A pilot project, underway in Tunisia, is designed to reduce food imports. Drone technology is being used to collect and analyse data, and monitor irrigated areas, combat pests, Africanews reports.
The Bank launched the project, in cooperation with the Busan Metropolitan City in Korea with support from the Korea-Africa Cooperation fund (KOAFEC).
The session in Malabo included Korea’s ambassador to Equatorial Guinea H.E Kwak Ji Hwan, Korean technical experts, senior Bank officials, and private sector representatives.
“We see Korea as a strategic partner with respect to technology transfer, especially ICT technologies, drone technologies, and technology to improve crop varieties,” said Martin Fregene, the Bank’s Director of Agriculture and Agro-Industry.
Four hundred and sixty drone pilots are to be trained in 14 months.
The use of industrial drones, artificial intelligence, and cloud computing, in pest control management, security, and the delivery of supplies in remote areas was extensively discussed.

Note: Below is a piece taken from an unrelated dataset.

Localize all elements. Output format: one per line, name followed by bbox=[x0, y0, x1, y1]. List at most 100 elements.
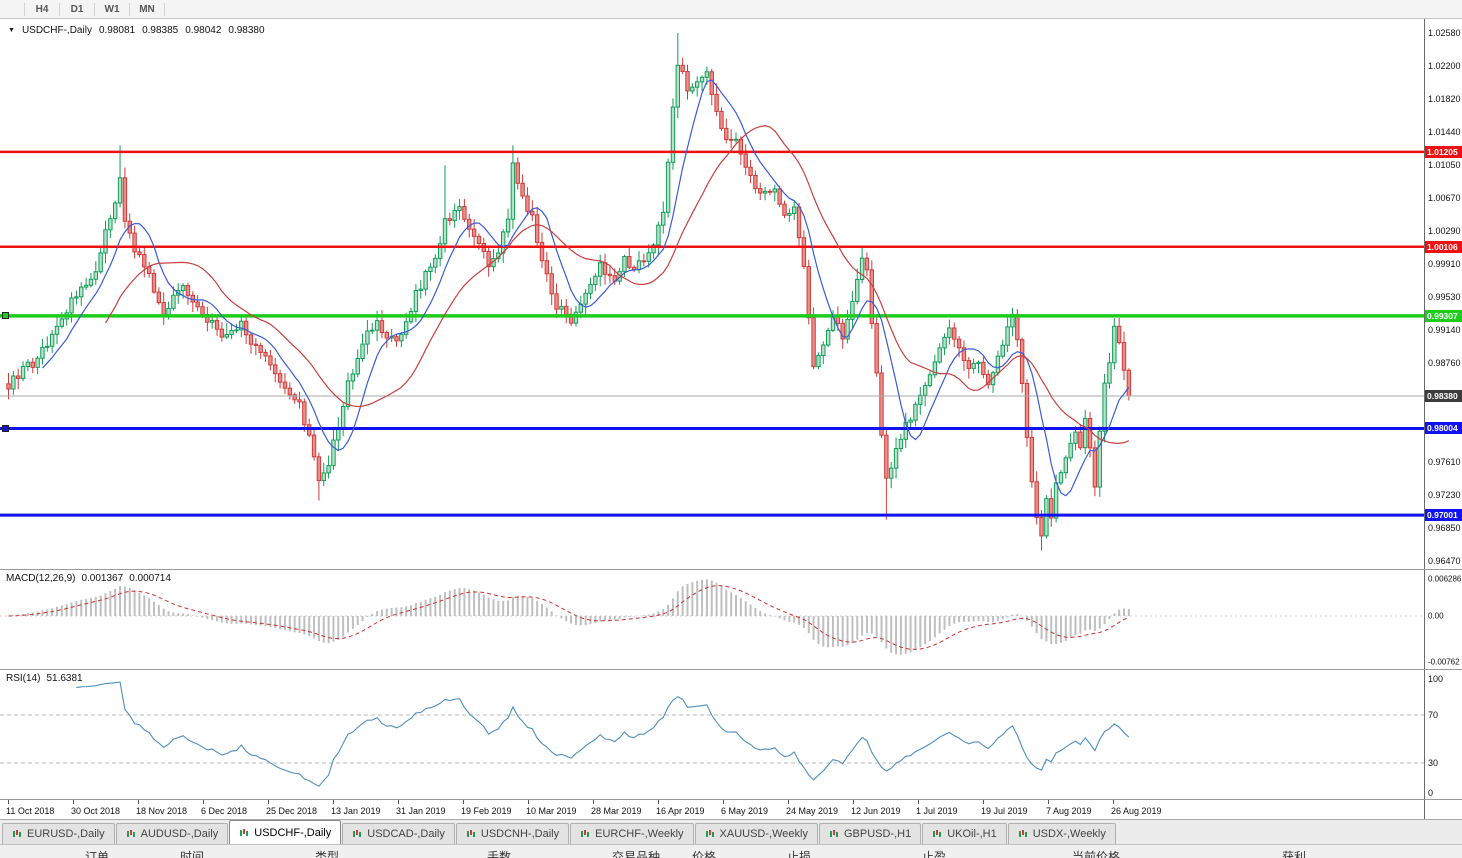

According to Fregene, following the completion of the pilot phase, the project will be expanded o other countries and regions in Africa. “our expectation is that in many cases drone technology can increase land yields by up to five times.”
In 2017, Africa imported $64.5 billion worth of food. ‘Feed Africa’ is one of the Bank’s High Five priorities launched in 2016 to transform and industrialize African agriculture and make Africa a net food exporter by 2025.